BY this time arrangements will have been made for Mikhail Gorbachev to meet members of Congress (some of them) informally and semiofficially while he is in Washington next week. It has to be arranged this way because so many voices were raised against allowing him to address a joint session of the Congress. It is perhaps just as well that the idea of the address to the joint session never jelled, but it failed for the wrong reasons.
The right reason for calling it off is that it might have conveyed a mistaken impression about United States-Soviet relations, both to the general public and to Mr. Gorbachev himself. It might seem to imply a degree of new friendliness and cooperation which has not yet happened and is not likely to happen in the immediately foreseeable future.
There will need to be many more successful negotiations beyond the pending treaty banning intermediate nuclear weapons from Western Europe before there is likely to be an occasion when it would seem natural for the leader of the Soviet state to be invited before the Congress. It would be a right occasion if friendly applause would be expectable. Unfortunately, there is a prospect of boos and walkouts.
Those who promised either to boo or walk out did so for the wrong reasons. They see in Mr. Gorbachev a representative of all that they dislike, or fear, in the Soviet Union and in its government.
The point they overlook is that Mr. Gorbachev himself is outspokenly opposed to most of those features of the Soviet system and is trying to change them.

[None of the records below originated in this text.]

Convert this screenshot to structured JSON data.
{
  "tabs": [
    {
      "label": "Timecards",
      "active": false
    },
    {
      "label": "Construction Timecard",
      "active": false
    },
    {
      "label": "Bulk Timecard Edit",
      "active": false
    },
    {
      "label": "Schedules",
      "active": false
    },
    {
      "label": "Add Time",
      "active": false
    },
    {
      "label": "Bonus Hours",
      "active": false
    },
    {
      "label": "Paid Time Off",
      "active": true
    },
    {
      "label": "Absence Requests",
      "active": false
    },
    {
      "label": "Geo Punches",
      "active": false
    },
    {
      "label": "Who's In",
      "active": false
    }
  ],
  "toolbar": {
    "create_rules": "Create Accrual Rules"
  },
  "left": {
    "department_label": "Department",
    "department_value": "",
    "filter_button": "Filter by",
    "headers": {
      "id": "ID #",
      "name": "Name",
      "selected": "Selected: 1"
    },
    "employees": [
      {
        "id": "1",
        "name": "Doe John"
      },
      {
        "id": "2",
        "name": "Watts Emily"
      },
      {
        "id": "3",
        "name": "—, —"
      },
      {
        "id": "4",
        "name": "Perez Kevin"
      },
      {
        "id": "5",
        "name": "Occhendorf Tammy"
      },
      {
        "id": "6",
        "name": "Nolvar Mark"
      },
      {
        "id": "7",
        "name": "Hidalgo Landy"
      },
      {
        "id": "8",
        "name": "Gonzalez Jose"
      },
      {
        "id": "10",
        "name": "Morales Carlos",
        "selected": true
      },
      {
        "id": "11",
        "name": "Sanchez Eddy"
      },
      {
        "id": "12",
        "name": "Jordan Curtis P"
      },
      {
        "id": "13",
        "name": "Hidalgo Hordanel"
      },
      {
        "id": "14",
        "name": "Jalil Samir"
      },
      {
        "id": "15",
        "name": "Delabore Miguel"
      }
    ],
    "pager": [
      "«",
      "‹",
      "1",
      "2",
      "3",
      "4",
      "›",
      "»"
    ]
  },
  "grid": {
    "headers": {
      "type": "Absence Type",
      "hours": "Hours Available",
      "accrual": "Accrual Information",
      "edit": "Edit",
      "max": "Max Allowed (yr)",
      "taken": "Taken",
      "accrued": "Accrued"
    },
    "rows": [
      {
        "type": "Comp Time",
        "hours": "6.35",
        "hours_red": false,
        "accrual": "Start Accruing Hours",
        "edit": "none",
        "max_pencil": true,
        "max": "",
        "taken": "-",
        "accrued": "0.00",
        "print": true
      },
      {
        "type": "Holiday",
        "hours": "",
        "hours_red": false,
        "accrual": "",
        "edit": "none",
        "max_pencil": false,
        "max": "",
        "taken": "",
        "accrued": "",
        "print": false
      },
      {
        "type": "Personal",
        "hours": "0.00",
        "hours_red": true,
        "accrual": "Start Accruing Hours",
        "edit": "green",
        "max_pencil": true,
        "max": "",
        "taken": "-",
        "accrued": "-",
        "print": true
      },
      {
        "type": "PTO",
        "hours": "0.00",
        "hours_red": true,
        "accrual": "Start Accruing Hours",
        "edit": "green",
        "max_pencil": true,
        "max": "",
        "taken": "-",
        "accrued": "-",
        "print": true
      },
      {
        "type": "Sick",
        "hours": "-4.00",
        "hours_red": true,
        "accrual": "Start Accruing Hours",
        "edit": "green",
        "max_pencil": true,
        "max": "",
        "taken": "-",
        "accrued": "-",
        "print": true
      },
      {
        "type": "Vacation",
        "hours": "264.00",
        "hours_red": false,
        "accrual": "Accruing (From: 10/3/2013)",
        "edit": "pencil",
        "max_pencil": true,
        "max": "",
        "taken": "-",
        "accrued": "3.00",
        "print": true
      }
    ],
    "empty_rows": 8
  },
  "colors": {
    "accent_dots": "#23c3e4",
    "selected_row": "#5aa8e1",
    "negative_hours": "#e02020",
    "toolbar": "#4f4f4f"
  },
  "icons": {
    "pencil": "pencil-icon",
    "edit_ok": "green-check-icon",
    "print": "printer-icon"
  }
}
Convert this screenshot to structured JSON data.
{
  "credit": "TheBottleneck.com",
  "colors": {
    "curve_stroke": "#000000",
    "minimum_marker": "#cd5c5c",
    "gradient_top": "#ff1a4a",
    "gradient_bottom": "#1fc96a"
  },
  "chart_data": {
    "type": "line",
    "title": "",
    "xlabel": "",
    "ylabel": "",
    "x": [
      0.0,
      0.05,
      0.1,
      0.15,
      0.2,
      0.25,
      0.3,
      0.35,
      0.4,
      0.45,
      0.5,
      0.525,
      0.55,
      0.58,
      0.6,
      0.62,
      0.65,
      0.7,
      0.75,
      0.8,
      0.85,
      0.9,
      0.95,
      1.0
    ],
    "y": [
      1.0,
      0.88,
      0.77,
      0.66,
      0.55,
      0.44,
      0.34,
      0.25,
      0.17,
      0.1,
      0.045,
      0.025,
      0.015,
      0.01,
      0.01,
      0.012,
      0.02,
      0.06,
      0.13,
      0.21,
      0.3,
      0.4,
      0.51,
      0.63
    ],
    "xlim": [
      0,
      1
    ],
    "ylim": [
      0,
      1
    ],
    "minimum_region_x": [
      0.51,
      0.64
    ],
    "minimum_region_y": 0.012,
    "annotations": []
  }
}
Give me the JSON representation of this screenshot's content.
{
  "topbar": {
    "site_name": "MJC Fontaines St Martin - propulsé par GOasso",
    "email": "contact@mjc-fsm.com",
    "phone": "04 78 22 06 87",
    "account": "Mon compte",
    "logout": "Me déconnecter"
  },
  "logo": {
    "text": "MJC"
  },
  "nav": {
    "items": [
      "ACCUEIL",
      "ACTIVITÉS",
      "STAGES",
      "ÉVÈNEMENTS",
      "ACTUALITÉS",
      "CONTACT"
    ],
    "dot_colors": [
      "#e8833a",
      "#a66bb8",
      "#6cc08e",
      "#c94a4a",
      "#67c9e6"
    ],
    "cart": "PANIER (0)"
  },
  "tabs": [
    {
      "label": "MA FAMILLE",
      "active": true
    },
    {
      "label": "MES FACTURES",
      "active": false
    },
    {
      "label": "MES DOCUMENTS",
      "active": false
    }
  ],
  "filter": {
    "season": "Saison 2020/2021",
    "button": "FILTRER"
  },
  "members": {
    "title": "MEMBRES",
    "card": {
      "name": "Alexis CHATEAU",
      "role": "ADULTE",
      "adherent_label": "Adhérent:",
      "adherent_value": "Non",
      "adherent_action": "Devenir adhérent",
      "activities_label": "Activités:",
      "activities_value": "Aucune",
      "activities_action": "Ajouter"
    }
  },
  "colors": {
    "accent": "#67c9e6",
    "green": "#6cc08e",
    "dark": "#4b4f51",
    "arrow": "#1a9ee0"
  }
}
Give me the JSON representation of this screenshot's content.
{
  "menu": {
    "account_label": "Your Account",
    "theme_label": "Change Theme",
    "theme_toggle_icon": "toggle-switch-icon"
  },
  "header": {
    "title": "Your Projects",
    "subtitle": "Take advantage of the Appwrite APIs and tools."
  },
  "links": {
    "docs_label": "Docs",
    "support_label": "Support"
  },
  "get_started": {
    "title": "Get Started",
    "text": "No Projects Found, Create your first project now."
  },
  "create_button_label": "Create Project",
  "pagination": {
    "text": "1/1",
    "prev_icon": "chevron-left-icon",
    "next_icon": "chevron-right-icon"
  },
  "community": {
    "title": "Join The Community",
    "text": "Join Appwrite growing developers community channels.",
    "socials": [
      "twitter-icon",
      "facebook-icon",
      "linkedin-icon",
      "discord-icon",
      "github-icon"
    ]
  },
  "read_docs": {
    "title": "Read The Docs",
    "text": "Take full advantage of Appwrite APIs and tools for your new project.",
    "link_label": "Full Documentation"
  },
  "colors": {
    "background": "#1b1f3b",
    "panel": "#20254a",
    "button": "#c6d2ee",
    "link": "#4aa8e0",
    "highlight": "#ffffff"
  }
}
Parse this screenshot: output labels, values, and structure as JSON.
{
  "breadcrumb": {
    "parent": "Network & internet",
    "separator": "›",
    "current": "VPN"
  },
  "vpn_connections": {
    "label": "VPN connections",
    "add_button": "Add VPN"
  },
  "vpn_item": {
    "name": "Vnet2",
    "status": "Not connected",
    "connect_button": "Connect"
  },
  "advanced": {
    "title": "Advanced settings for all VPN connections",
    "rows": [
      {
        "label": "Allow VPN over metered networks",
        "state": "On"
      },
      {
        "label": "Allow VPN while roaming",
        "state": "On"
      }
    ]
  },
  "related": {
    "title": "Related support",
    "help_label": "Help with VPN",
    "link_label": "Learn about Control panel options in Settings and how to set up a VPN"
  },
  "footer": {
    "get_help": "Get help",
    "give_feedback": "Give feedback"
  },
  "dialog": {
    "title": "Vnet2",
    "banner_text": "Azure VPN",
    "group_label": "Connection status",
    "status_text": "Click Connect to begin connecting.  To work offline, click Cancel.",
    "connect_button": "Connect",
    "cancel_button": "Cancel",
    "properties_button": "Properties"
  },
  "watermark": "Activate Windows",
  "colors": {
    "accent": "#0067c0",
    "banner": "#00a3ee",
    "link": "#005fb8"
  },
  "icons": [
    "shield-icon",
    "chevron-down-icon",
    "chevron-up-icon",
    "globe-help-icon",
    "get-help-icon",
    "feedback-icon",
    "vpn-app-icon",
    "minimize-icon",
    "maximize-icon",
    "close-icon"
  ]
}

What do Americans dislike most in the Soviet system? First, that it is a totalitarian police state that controls manufacture and distribution inefficiently and selectively from the political center. Second, that its armed forces deny independence to many peoples and countries lying along the borders of the Soviet Union. Third, that it is avowedly antireligious and hems in the practice of religion with severe restraint and allows it only under constant government surveillance.
Mr. Gorbachev is not a public advocate of these things. He is an advocate of fixing consumer goods prices in the marketplace. He favors reducing government control over manufacture and distribution. He favors more individual incentive for farmers. He is battling, so far with very little success, against the party apparatus which is resisting change.
He advocates in public greater freedom and self-determination for the people of the ``satellite'' countries. He has been allowing nationalist demonstrations in Lithuania - to the surprise of all concerned. He says he wants to bring Soviet troops out of Afghanistan.
He has said little about religion, but there has been a slight easing of restraints. He has allowed the opening of Roman Catholic churches in Lithuania. He has allowed the import of 10,000 Bibles for Baptists. He has freed 520 political prisoners, of whom half were in prison on antireligious charges.
But the Helsinki Watch Committee calculates that there are still 480 known and identifiable political prisoners in the Soviet Union, of whom 240 are known to be in jail for religious reasons. There have been recent arrests of 30 Hari Krishna leaders who were agitating for recognition and being denied accreditation. Baptists who organize prayer meetings without authorization can land in jail. Some have.
But antireligion under Mr. Gorbachev has been less vigorous than during the Khrushchev years. His interest is largely in economics and foreign policy.
In other words, Mikhail Gorbachev seems to dislike, and seems to be trying to reform or change, most of the conditions and practices in the Soviet Union which Americans most generally dislike.
How sincere he is and how successful he will be is another matter to be tested by time. But certainly he should be encouraged for apparently trying to move in the right directions instead of being booed for the conditions he has inherited from his predecessors.